Немец продолжал сидеть.
На мирной земле полный, добродушный пожилой человек мирно отдыхал в тени двух раскидистых сикомор, расстегнув полотняную рубаху до середины потной груди, а вокруг безмятежно плавился в дневной жаре точно по мановению небес выросший за считанные десятилетия бодрый и гостеприимный город.
— Все же имей в виду, — глядя перед собою, сказал фон Шнобельштемпель с ленцой. — У нас все хотят разбогатеть. Очень сильно хотят. Но получается далеко не у всех. Надо действительно иметь что предложить…
— Думаю, — холодно усмехнувшись, не сдержался Зия, — у меня будет что предложить.

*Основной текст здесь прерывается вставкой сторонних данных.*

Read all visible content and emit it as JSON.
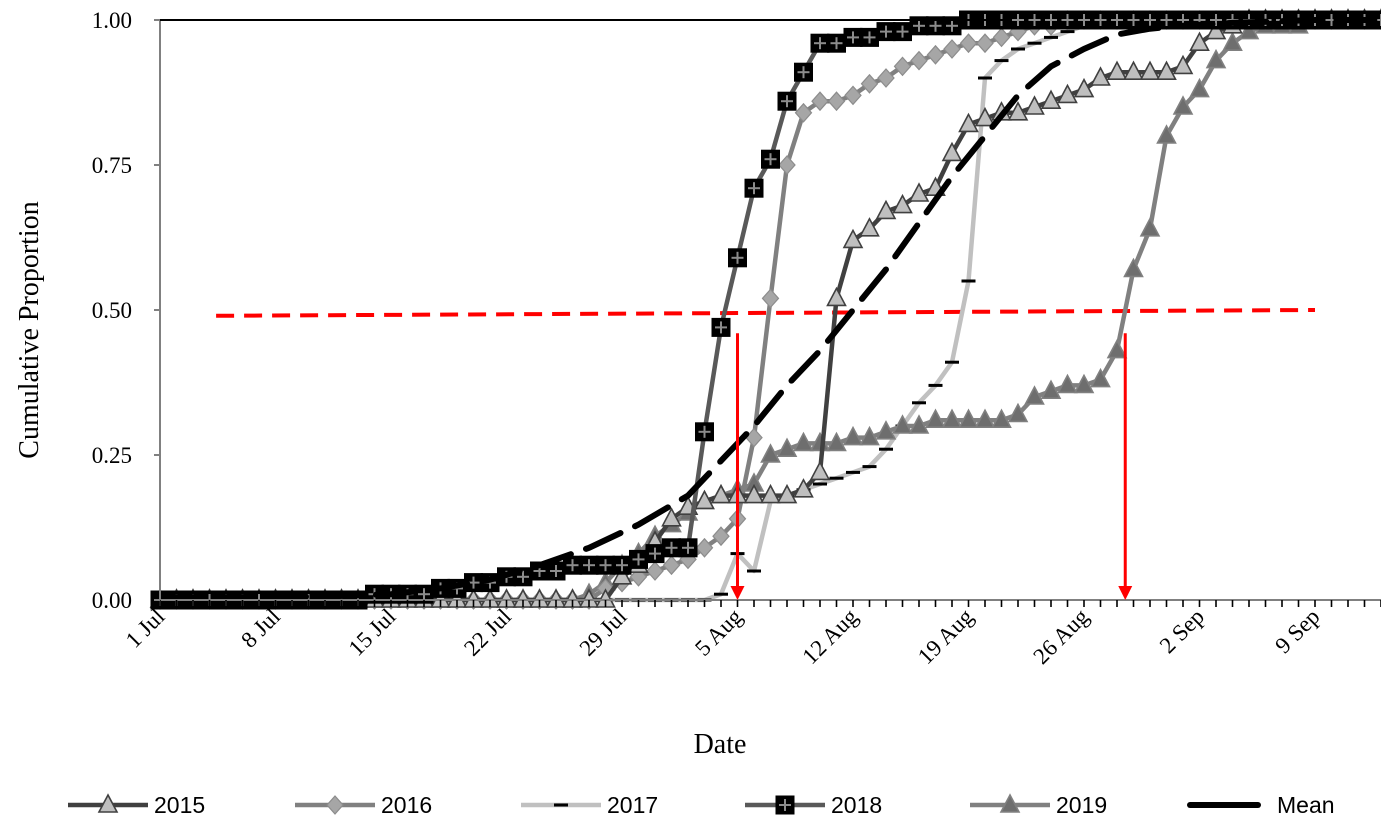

Фон Шнобельштемпель с улыбкою пожал плечами: мол, ну-ну, блажен, кто верует, а я предупредил. И вдруг — улыбку как ветром сдуло — цепко взглянул снизу вверх Зие в глаза и небрежно спросил:
— Баул Ванюшина?
Зию будто кинули в кипяток. Медленно, стараясь не подать виду, насколько ошеломлен, горец перевел дух. Сделал вид, что просто не понял вопроса.
— Я давно чувствую в себе призвание делового человека, — сказал он, постаравшись выставить себя совсем уж дурачком.
Фон Шнобельштемпель отвернулся.
— Итак, послезавтра здесь в это же время, — сказал Зия. — Я правильно понял?
— Угу, — равнодушно ответил фон Шнобельштемпель, уже не глядя на него.
На углу Бялика и Хохляцкой Зия оглянулся и, убедившись, что немец пропал за домами, достал из кармана трубку. Пискнул кнопкой перезвона.
Ответила, разумеется, Магда.
— Алло?
— Это я, — сказал Зия.
Ее нейтральный сухой тон сразу сменился неподдельно теплым.
— Наконец-то! — с искренним облечением сказала она. — Мы уж тут волноваться начали… У вас все хорошо?
— Лучше не бывает, — ответил Зия. — Освободился и готов ехать к вам.
Не только ютаям сочувствуют, подумал он. Находятся и впрямь хорошие люди, которые сочувствуют тем, кому надо, кому это ДЕЙСТВИТЕЛЬНО надо…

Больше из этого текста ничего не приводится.